Vlüm: The Entropy of the Kitchen

For some time now, the establishments for coffee and related drinks, usually milk-based, have evolved and reinvented themselves to expand the catalog of products they can offer us. Many cafés have acquired small vitrines to sell their pastries, or stepped fully into the breakfast market with offers of sandwiches, eggs, and sweeter fare.

Photo: Vlüm

Far from being a bad thing, this has allowed many creators in the culinary world to develop in inventive, gastronomic, and economic ways. Vlüm, a small cozy café in Colonia del Valle, has an entropic approach to cooking, which has to do with continuity and the inevitable march of time towards change, even into chaos.

Photo: Vlüm

“These concepts are not usually seen in the same space, that is why we merge them… The kitchen, or the culinary arts, is defined as the different forms and methods that, depending on the culture and the environment, are used for the creation, preparation and re-interpretation of food, using tools such as uses and customs, life experiences, and popular culture. On the other hand, entropy, its etymology, means evolution or transformation. […] In physics, it is the measure of the disorder of a system.”

Photo: Vlüm

The People Behind Vlüm

Illimani Maciel, who runs and manages Vlüm, is a Mexico City chef who, like Zack (Fat Vegan/Tacones Lejanos) or Norma and Saqib (Masala y Maíz), believes that creating a community is fundamental to making a positive change in the social environment. In order to manifest such change, Illimani centers three things at the core of the business: 1) the customers, for whom the café is intended to be an inclusive, safe, friendly space, open to people and their pets, where there is opportunity to collaborate and find support networks, 2) the employees, to create an equally safe, equitable, and teamwork space, 3) and adjacent businesses, with whom they seeks to abolish the idea of ​​unfair competition, and are available for mutual support.

Photo: Vlüm

What is something about the food industry that you wish would change for the better?

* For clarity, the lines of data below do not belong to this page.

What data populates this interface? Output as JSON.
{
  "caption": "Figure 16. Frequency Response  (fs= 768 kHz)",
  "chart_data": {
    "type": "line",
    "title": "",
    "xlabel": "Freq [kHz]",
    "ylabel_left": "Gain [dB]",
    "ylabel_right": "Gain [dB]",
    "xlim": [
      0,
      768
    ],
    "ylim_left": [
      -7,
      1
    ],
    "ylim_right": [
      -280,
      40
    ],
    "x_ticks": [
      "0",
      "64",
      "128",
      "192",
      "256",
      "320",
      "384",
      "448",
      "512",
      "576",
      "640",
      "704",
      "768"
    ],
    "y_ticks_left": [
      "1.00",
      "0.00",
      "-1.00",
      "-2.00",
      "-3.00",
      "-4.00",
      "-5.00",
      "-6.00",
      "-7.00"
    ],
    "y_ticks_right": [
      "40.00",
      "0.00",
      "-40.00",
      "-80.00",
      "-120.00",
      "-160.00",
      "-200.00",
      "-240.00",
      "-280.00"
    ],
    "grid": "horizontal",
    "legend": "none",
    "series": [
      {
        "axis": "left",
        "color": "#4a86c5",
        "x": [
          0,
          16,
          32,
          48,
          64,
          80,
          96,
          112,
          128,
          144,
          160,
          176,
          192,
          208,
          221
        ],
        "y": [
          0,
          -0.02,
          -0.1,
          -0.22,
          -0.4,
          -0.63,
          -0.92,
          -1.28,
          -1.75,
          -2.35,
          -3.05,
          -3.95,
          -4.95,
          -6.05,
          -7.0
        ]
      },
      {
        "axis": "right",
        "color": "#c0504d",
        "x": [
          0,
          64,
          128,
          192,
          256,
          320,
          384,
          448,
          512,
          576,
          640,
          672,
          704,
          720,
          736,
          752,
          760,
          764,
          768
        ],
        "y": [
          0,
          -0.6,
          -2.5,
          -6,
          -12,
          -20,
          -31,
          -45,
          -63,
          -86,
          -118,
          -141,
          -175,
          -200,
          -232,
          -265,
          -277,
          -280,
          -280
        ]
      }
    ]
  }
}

Illimani: Support for entrepreneurs to be able to generate stable companies that have all the facilities to enter the world of work without having to incur losses of any kind for the sake of survival.

What do you like most about running a restaurant?

Illimani: The adrenaline of a full house. The satisfaction of a customer when they receive what they wanted and seeing that customer become a regular.

What is the most difficult aspect?

Illimani: Maintaining quality, so that a customer’s experience will always be the same.

One of the most important interview questions we ask chefs for the guide is, what message would you like the guests to take away? In illimani’s case, one of the most important things is that customers know that Vlüm’s staff care about their well-being, that they want to listen to them, and learn from them in order to improve.